Ich kenne die Sammlung noch aus der Villa Flora des Sammlerehepaares Arthur und Hedy Hahnloser in Winterthur, die als Museum dem Publikum bis 2014 geöffnet war. Zur Zeit wird das Gebäude renoviert und soll 2022 als dritter Standort des Kunstmuseums Winterthur wiedereröffnet werden. Die Villa Flora ist weitgehend im Originalzustand erhalten und wurde 2018 dem Kanton Zürich von den Urenkelinnen des Sammlerehepaars mit der Auflage geschenkt, sie dauerhaft der Öffentlichkeit zugänglich zu machen.
Hedy Hahnloser-Bühler (1873–1952) war eine ausgebildete Malerin und die Tochter des Textilherstellers Karl Bühler-Blumer. Ihr Mann war der Augenarzt Arthur Hahnloser (1870–1936). Ihre Kollektion gehört zu den bedeutendsten Privatsammlungen der Schweiz.

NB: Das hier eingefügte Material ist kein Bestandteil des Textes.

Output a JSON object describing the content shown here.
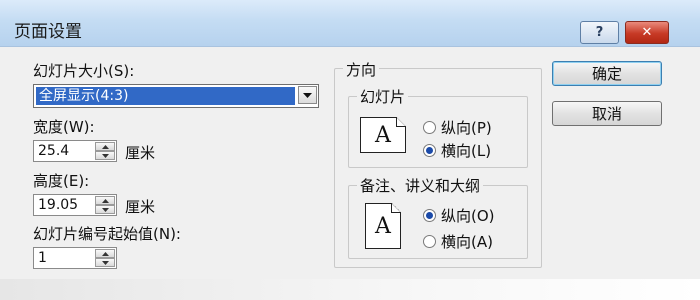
{
  "dialog": {
    "title": "页面设置"
  },
  "titlebar": {
    "help_label": "?",
    "close_label": "✕"
  },
  "slide_size": {
    "label": "幻灯片大小(S):",
    "value": "全屏显示(4:3)"
  },
  "width": {
    "label": "宽度(W):",
    "value": "25.4",
    "unit": "厘米"
  },
  "height": {
    "label": "高度(E):",
    "value": "19.05",
    "unit": "厘米"
  },
  "numbering": {
    "label": "幻灯片编号起始值(N):",
    "value": "1"
  },
  "orientation": {
    "title": "方向",
    "slides": {
      "title": "幻灯片",
      "options": [
        {
          "label": "纵向(P)",
          "selected": false
        },
        {
          "label": "横向(L)",
          "selected": true
        }
      ]
    },
    "notes": {
      "title": "备注、讲义和大纲",
      "options": [
        {
          "label": "纵向(O)",
          "selected": true
        },
        {
          "label": "横向(A)",
          "selected": false
        }
      ]
    }
  },
  "buttons": {
    "ok": "确定",
    "cancel": "取消"
  },
  "icons": {
    "page_letter": "A"
  }
}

Sie sammelten bedeutende Werke von herausragenden Künstlern aus dem Ausland wie Manet, Renoir, Cézanne, van Gogh, Toulouse-Lautrec, Bonnard, Matisse sowie bedeutenden Schweizer Malern wie Hodler, Giovanni Giacometti und Valloton. Die Sammler waren mit vielen Künstlern befreundet, was der Katalog nicht nur mit Artikeln, sondern auch Fotos belegt.
Im Titel des Ausstellungskatalogs findet man die Namen Van Gogh, Cézanne, Matisse, Hodler, doch als Herzstücke der Sammlung Hahnloser bezeichnet in seinem Vorwort der Generaldirektor der Albertina, Klaus Albrecht Schröder, die Werke des Post-Expressionisten und Nabis-Vertreters Pierre Bonnard (1867-1947) und des Schweizer Nabis-Künstlers Félix Valloton (1865-1925).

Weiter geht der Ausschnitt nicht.